Der in Afst bei Manderfeld geborene Historiker und Romanist war von 1977, als der BRF nach Eupen zog, bis zu seiner Pensionierung Studioleiter in Brüssel. “Hubert Jenniges blieb seiner Heimat stets eng verbunden – unter anderem durch sein sachkundiges Engagement im Geschichtsverein ‘Zwischen Venn und Schneifel’, dessen Ehrenpräsident er zuletzt war”, hieß es in einer BRF-Meldung am Wochenende.

Seinem Wunsch entsprechend wird der Verstorbene in St.Vith beigesetzt. Auf „Ostbelgien Direkt“ rufen Hans Engels, Freddy Derwahl und Rudi Klinkenberg das Wirken und die Persönlichkeit ihres früheren Kollegen in Erinnerung.
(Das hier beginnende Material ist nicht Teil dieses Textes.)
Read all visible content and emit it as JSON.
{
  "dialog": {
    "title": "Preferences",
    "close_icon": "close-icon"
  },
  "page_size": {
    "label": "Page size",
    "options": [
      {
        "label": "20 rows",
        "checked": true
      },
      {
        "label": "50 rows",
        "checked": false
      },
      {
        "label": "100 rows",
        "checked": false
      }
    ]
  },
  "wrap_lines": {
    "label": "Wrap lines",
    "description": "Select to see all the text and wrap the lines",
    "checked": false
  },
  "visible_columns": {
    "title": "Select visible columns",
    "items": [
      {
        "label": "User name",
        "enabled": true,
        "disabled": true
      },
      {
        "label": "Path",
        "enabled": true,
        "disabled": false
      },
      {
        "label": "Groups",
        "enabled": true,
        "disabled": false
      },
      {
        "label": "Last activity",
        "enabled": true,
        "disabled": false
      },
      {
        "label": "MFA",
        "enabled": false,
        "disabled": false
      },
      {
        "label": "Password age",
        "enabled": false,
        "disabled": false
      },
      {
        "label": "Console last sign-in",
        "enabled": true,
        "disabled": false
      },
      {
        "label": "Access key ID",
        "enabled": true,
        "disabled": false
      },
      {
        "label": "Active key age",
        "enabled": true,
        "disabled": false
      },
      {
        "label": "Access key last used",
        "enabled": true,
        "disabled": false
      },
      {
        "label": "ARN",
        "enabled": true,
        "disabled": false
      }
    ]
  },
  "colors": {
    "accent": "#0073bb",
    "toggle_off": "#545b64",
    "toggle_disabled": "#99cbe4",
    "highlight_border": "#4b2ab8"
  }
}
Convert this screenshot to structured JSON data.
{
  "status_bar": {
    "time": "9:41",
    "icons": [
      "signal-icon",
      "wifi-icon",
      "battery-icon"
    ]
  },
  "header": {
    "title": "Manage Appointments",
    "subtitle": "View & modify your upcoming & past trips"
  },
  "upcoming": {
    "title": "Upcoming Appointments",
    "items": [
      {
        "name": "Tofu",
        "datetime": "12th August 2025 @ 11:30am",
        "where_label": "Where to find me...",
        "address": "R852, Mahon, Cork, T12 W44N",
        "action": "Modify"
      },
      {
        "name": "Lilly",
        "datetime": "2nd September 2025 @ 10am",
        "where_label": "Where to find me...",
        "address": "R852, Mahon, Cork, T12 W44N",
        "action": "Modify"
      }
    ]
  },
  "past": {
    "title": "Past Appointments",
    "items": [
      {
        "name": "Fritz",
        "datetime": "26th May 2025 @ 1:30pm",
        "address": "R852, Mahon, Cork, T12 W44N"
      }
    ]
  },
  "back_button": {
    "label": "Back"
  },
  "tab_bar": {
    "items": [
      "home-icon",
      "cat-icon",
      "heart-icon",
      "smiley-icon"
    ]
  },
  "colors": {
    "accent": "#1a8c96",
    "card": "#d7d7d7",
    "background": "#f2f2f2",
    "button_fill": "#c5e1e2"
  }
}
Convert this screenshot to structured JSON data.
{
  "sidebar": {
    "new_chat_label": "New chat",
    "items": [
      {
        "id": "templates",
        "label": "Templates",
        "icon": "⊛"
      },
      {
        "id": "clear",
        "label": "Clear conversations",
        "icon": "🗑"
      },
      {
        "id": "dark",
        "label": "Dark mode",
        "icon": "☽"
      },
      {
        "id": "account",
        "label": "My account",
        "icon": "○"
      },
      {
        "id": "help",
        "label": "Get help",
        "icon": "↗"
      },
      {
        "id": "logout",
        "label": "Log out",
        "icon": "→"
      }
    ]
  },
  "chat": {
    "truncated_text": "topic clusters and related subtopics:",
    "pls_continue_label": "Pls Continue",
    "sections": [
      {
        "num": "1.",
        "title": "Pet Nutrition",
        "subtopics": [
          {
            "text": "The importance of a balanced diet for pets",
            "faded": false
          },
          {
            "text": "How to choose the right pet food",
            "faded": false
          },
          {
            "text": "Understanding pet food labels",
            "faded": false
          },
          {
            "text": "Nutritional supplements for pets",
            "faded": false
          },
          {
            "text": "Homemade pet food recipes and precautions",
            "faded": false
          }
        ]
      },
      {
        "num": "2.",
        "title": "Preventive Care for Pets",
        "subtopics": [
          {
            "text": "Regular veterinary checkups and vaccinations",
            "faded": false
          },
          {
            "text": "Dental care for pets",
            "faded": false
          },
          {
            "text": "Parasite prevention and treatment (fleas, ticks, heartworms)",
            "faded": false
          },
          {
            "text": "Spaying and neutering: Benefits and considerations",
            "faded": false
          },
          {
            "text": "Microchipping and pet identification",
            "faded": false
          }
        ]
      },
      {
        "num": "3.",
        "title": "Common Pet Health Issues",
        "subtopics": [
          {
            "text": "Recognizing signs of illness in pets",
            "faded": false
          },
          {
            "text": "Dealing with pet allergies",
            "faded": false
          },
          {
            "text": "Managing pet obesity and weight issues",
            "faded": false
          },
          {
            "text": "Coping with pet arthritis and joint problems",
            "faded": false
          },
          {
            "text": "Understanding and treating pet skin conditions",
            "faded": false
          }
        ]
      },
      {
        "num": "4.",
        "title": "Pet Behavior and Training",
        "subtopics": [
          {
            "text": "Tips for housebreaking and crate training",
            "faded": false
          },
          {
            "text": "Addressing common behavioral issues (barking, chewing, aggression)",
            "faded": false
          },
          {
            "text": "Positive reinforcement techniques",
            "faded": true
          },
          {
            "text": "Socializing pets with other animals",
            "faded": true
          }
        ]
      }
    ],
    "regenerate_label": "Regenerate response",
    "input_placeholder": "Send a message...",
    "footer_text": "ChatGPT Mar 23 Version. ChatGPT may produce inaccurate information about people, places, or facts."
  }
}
Ein korrekter und konsequenter Journalist

Jenniges Moutschen NEU

Hubert Jenniges (rechts) mit dem ehemaligen BRF-Direktor Peter Moutschen.

Hans Engels, früherer BRF-Redakteur und BRF-Direktor: „Hubert Jenniges war einer der letzten großen Journalisten, die sich intensiv mit der belgischen Politik auseinandergesetzt haben. Er war sehr heimatverbunden. Er lebte zwar seit vielen Jahren mit seiner Frau in Kraainem, kam aber immer wieder nach Ostbelgien zurück, zur Andler Mühle. Hubert Jenniges war sehr stark im Bereich Heimatgeschichte engagiert, nicht zuletzt als Präsident des Geschichtsvereins ‚Zwischen Venn und Schneifel‘ (ZVS).

Ferner meinte Hans Engels: „Als Leiter des BRF-Studios Brüssel war er ein korrekter und konsequenter Journalist, vor allem aber auch ein guter Freund. Er hat seinen jüngeren Kollegen viel beigebracht, insbesondere was die Sorgfalt und Präzision betraf. Ich würde auch sagen, dass Hubert Jenniges eine Reihe von Entwicklungen in Ostbelgien mit beeinflusst hat, denn er hatte einen sehr guten Draht zum früheren Premierminister Leo Tindemans. Wenn Tindemans etwas über Ostbelgien wissen wollte, war Hubert Jenniges sein erster Ansprechpartner. Politisch war Jenniges, würde ich sagen, ein ‚Autonomist avant la lettre‘.“

Auf demütige Weise kompetent

Jenniges Kollegen Brüssel

Brüssel, August 1969: Hubert Jenniges (oben, 2.v.l.). Vordere Reihe seine Frau Mieke Jenniges (2.v.r.).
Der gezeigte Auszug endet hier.